Frage: Sie sind mit der knappsten alle möglichen Mehrheiten gewählt worden, mit einer Stimme Vorsprung. Das sah nach einem Riss in der Partei aus. Haben Sie in ihren ersten 100 Tagen etwas kitten können?

Marlies Volkmer: Nach meinem Eindruck eigentlich schon. Es gibt gute Kontakte zur Region, etwa nach Gröditz, wo der Ortsverein jetzt sein zehnjähriges Bestehen gefeiert hat und wo auch viele Vertreter vom Unterbezirksvorstand dabei waren...

Sie aber nicht...

Ja, weil ich im Urlaub war.

Können Sie verstehen, dass das manchen Genossen sauer aufstößt? Ihr Vorgänger Müntjes hat dort seine Basis, und Sie hatten nach Ihrer Wahl angekündigt, gerade mit seinen Anhängern sprechen zu wollen.

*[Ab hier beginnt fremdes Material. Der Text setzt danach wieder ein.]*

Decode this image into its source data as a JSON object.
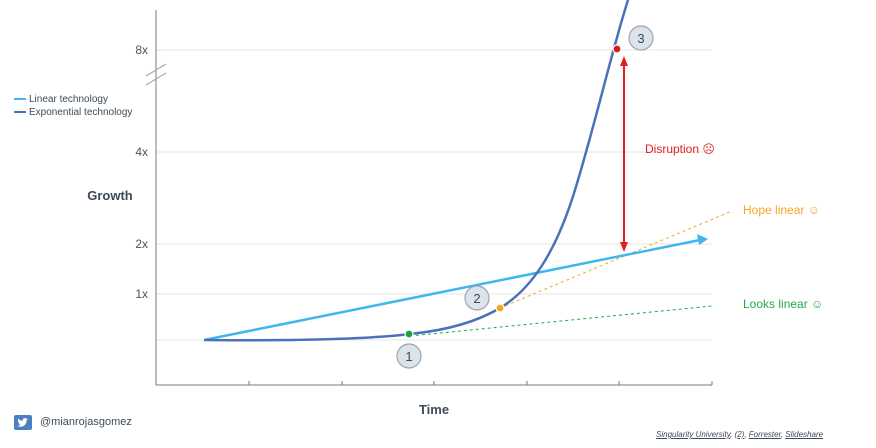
{
  "chart_data": {
    "type": "line",
    "title": "",
    "xlabel": "Time",
    "ylabel": "Growth",
    "yticks": [
      "1x",
      "2x",
      "4x",
      "8x"
    ],
    "series": [
      {
        "name": "Linear technology",
        "color": "#3fb6ee"
      },
      {
        "name": "Exponential technology",
        "color": "#4a72b8"
      }
    ],
    "points": [
      {
        "label": "1",
        "color": "#1aa34a"
      },
      {
        "label": "2",
        "color": "#f2a81d"
      },
      {
        "label": "3",
        "color": "#d0201f"
      }
    ],
    "annotations": {
      "disruption": {
        "text": "Disruption ☹",
        "color": "#e2201f"
      },
      "hope_linear": {
        "text": "Hope linear ☺",
        "color": "#f5a623"
      },
      "looks_linear": {
        "text": "Looks linear ☺",
        "color": "#22a84a"
      }
    }
  },
  "footer": {
    "handle": "@mianrojasgomez",
    "sources": [
      "Singularity University",
      "(2)",
      "Forrester",
      "Slideshare"
    ],
    "twitter_icon": "twitter-icon"
  }
}
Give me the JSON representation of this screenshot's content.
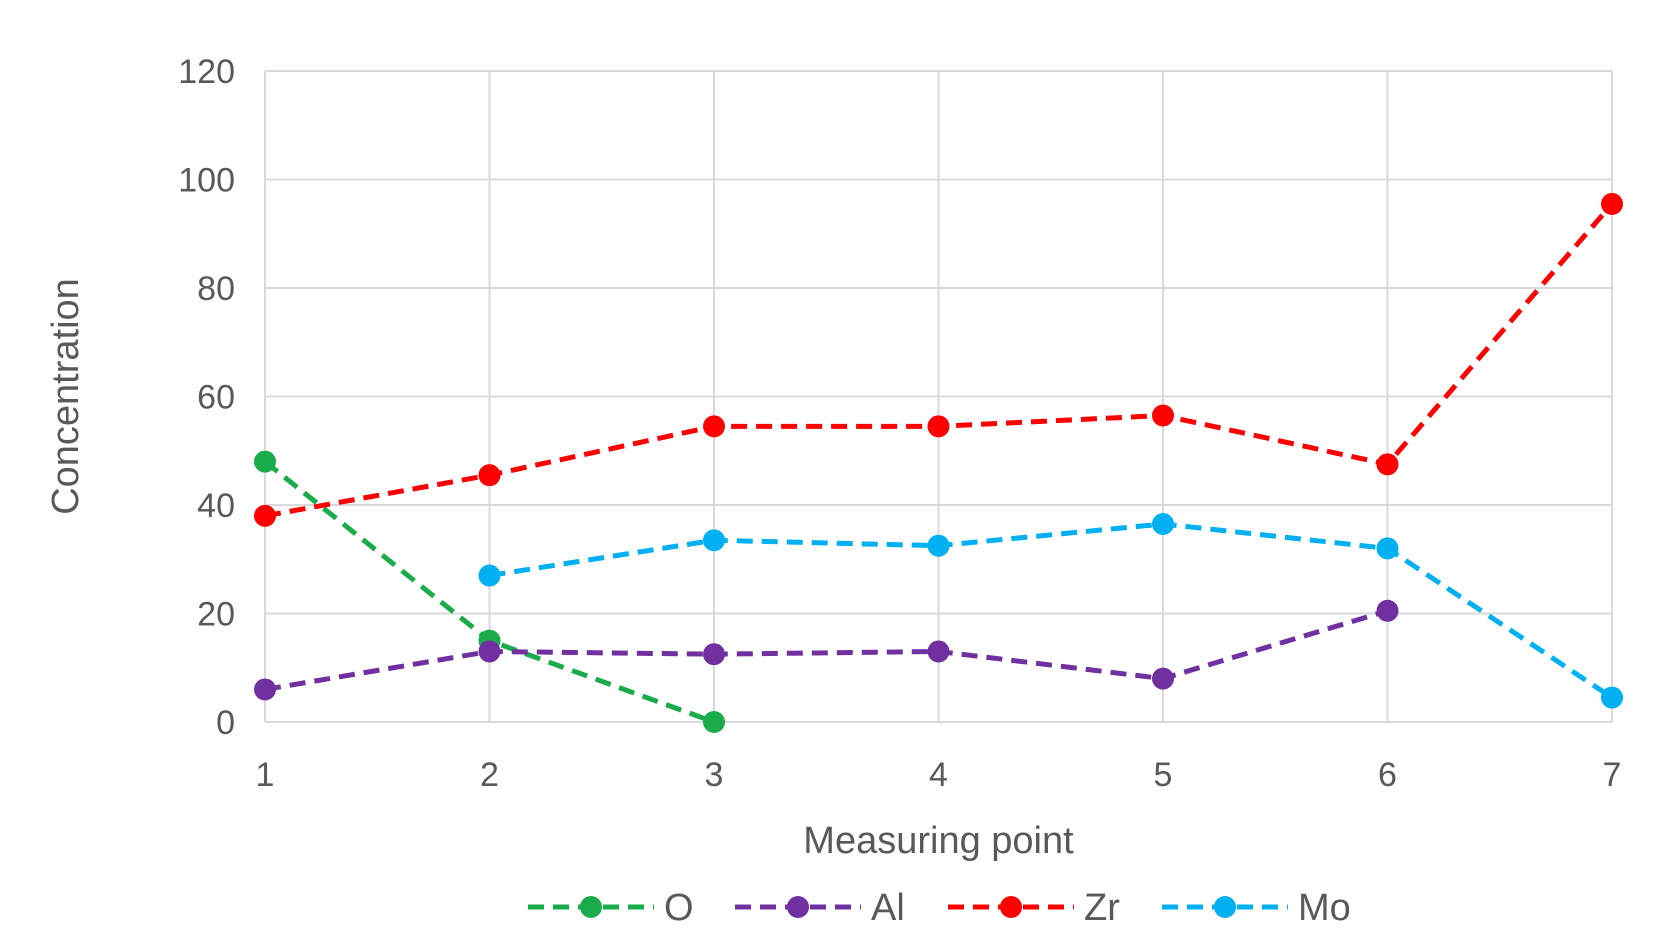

Das kann schon sein, aber ich denke, dass man auch als Unterbezirksvorsitzende Anspruch auf Urlaub hat. Wenn Akzeptanz davon abhängt, ob ich an einem bestimmten Tag irgendwo bin, dann wäre mir das zu wenig. Da muss schon mehr dahinter sein: kontinuierliche Unterstützung.

Ihr Landtagskollege Karl Nolle hat gar keinen Hehl daraus gemacht, dass er sich als Königsmacher sieht. Einige Mitglieder sehen in ihm den eigentlichen starken Mann und heimlichen Vorsitzenden.

Na, stärker ist er ja bei seiner Größe und seinem Gewicht. Ernsthaft: Wenn man gegen einen amtierenden Vorsitzenden antritt, geht das nicht aus dem Nichts heraus, ohne eine gewisse Unterstützung. Diese Unterstützung hat Karl Nolle sicher gemeint. Vom heimlichen Vorsitzenden habe ich noch nichts gemerkt.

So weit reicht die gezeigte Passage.